La cosa continuaba, y el examen se dilataba. Servidor esperaba que tras tan amplio examen de conciencia se pasaría al dolor de los pecados y el propósito de la enmienda y, perdidos en mis atavismos, aún sospechaba que luego llegaría el momento de decirles los pecados la confesor y finalmente, la penitencia. Pero el mundo es muy cambiante, así que el oficiante enlazó con el ofertorio, la consagración y la comunión: Está claro, Eulogio -le dije-, se trataba de una fórmula, un poco larga, pero muy motivadora, incluida en la eucaristía. Y, en efecto, la cosa prosiguió, se repartió la comunión y justo en el momento de la despedida llegó aquello: el oficiante advirtió que en tres lugares distintos del pequeño templo, los tres sacerdotes se pondrían a confesar, propiamente dicho. Esto es, la carreta antes de los bueyes: primero se consume el Cuerpo de Cristo y luego se confiesa. Siempre he dicho que el pensamiento progresista es pensamiento invertido, es decir, que invierte el orden de los factores.

Sigo pensando, como Chesterton, que la prueba evidente de que la Iglesia católica es la única verdadera es que ha sobrevivido veinte siglos a la caída de imperios, culturas y civilizaciones, con unos ministros que dicen-hacen un sinfín de tonterías. Ni ellos mismos han conseguido destruir la obra de Dios.

Ahora bien, no estaría de más que, por aquello de no complicarle la tarea del Espíritu Santo más de lo necesario, volvamos a las tres reglas básicas de la liturgia: confesión, comunión y adoración.

Confesar hoy en España es tarea difícil, que tantas veces exige reñir con el ministro. No me extraña que los presbíteros intenten escaquearse: el confesionario, lejos del morbo que algunos le atribuyen, es un verdadero potro de tortura que pone a prueba no sólo la fe del ministro, sino su sanidad mental.

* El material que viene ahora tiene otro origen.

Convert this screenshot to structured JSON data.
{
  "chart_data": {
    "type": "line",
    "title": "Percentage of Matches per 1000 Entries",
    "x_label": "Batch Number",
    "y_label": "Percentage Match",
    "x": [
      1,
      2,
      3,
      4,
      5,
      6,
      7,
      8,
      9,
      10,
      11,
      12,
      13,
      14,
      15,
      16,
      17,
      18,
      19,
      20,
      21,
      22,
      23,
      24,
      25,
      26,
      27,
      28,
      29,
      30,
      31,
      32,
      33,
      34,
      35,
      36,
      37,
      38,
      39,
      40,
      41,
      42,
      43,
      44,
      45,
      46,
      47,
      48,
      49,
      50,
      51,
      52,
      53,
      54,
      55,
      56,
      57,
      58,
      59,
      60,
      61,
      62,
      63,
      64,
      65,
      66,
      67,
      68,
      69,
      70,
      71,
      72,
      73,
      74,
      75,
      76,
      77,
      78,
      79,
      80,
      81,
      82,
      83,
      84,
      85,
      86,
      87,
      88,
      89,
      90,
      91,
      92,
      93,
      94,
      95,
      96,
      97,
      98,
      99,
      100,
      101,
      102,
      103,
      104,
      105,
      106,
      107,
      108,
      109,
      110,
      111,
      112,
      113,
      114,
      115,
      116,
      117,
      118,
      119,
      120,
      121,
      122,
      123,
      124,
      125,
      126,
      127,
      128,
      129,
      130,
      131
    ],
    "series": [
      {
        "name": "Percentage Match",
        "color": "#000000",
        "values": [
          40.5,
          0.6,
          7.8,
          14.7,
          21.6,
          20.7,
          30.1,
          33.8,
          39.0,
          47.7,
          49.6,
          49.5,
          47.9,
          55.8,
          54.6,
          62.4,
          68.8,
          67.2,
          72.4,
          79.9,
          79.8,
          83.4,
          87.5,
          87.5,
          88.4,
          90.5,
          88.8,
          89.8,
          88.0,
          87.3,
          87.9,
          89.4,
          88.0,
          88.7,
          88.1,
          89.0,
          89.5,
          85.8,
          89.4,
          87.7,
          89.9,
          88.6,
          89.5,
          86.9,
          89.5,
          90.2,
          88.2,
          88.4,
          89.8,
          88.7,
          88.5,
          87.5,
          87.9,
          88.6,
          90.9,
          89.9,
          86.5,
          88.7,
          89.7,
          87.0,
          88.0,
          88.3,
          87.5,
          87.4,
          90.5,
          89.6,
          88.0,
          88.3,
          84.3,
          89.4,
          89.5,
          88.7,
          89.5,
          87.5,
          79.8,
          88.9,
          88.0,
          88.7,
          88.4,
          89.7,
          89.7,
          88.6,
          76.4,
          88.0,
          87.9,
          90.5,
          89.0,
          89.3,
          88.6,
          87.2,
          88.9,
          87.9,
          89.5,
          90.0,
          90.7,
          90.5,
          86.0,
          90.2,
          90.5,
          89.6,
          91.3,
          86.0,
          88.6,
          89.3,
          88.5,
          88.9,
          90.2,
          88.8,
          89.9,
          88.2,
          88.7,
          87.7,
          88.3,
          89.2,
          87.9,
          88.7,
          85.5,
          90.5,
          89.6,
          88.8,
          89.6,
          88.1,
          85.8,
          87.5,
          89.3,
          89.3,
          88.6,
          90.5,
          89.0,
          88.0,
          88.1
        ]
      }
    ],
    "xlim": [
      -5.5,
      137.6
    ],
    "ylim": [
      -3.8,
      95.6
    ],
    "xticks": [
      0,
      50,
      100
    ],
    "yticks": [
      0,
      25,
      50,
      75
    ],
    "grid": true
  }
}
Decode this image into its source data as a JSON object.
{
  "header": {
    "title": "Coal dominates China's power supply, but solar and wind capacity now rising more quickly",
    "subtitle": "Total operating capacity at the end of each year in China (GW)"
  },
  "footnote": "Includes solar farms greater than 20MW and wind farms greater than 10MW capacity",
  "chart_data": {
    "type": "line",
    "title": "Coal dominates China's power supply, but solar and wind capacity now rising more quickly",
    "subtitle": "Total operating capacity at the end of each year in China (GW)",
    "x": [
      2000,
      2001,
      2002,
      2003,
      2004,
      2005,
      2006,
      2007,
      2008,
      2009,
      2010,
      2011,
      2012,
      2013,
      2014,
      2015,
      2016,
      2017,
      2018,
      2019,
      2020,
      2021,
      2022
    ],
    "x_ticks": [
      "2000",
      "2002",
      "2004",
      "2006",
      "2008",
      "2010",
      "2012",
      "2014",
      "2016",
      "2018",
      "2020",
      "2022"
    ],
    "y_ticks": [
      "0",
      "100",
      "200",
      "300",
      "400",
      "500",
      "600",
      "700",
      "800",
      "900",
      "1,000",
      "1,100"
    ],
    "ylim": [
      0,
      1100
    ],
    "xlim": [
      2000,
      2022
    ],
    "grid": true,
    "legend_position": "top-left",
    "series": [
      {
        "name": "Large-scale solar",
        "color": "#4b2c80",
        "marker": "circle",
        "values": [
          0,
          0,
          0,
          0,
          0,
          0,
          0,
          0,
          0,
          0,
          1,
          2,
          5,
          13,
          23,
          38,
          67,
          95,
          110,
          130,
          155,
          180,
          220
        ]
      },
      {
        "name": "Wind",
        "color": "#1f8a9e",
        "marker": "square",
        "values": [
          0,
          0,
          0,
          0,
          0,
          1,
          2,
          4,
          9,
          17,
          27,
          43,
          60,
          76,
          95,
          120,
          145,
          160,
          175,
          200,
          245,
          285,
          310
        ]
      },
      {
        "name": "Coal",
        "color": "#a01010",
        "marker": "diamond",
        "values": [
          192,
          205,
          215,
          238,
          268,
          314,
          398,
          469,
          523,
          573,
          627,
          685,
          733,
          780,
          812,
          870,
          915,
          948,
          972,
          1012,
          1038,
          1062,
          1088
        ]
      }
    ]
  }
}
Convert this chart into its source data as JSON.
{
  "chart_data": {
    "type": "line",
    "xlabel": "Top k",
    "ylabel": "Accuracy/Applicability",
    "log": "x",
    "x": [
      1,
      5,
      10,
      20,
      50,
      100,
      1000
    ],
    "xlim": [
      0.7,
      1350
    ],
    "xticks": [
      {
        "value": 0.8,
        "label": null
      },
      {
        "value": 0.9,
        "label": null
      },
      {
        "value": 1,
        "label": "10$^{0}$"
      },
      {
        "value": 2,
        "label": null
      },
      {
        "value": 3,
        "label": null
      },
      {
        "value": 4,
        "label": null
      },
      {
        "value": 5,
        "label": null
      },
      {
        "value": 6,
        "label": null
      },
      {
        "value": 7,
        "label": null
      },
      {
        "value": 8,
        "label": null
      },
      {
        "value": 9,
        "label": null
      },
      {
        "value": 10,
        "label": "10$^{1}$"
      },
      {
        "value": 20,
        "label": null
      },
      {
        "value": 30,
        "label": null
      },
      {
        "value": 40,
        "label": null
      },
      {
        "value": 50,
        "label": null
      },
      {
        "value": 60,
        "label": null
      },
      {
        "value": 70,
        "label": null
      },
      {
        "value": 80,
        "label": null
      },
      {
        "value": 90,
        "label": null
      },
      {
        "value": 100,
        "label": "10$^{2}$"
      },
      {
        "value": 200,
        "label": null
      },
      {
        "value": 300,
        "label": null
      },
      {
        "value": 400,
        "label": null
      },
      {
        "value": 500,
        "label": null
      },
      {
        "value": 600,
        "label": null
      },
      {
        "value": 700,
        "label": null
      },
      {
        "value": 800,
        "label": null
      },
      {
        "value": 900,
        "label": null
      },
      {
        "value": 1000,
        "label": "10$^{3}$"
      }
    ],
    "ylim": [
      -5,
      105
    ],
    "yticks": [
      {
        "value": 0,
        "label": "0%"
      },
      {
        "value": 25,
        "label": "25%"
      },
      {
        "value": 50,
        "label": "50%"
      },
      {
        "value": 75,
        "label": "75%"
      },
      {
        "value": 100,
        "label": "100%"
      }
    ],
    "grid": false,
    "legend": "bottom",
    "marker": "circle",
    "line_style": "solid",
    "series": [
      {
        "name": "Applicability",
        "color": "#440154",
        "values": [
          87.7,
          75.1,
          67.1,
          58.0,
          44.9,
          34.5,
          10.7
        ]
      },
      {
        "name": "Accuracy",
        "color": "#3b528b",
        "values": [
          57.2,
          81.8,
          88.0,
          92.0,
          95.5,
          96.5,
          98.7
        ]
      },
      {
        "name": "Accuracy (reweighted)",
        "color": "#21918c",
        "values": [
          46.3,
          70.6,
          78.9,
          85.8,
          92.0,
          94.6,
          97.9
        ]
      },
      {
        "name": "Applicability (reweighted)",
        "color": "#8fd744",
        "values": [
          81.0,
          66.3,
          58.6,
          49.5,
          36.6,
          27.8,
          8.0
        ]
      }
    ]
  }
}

La segunda es la eucaristía. La tendencia es a reducir eucaristías, fenómeno para el que existen un montón de excusas y ninguna razón lógica. Lo lógico es aumentar el número de celebraciones.

La tercera es la adoración, la exposición del Santísimo. Aquellas escasísimas parroquias que han optado por una exposición perpetua, 24 horas la día, 365 días al año, sencillamente se han trasformado. Y las que han optado por exponer al Santísimo en la Custodia han podido comprobar milagros, milagros de conversión inimaginables. Cuesta organizar una adoración perpetua, a ser posible de 24 horas al día 365 días al año, especialmente en época de Cristofobia pero merece la pena. Los resultados son... milagrosos.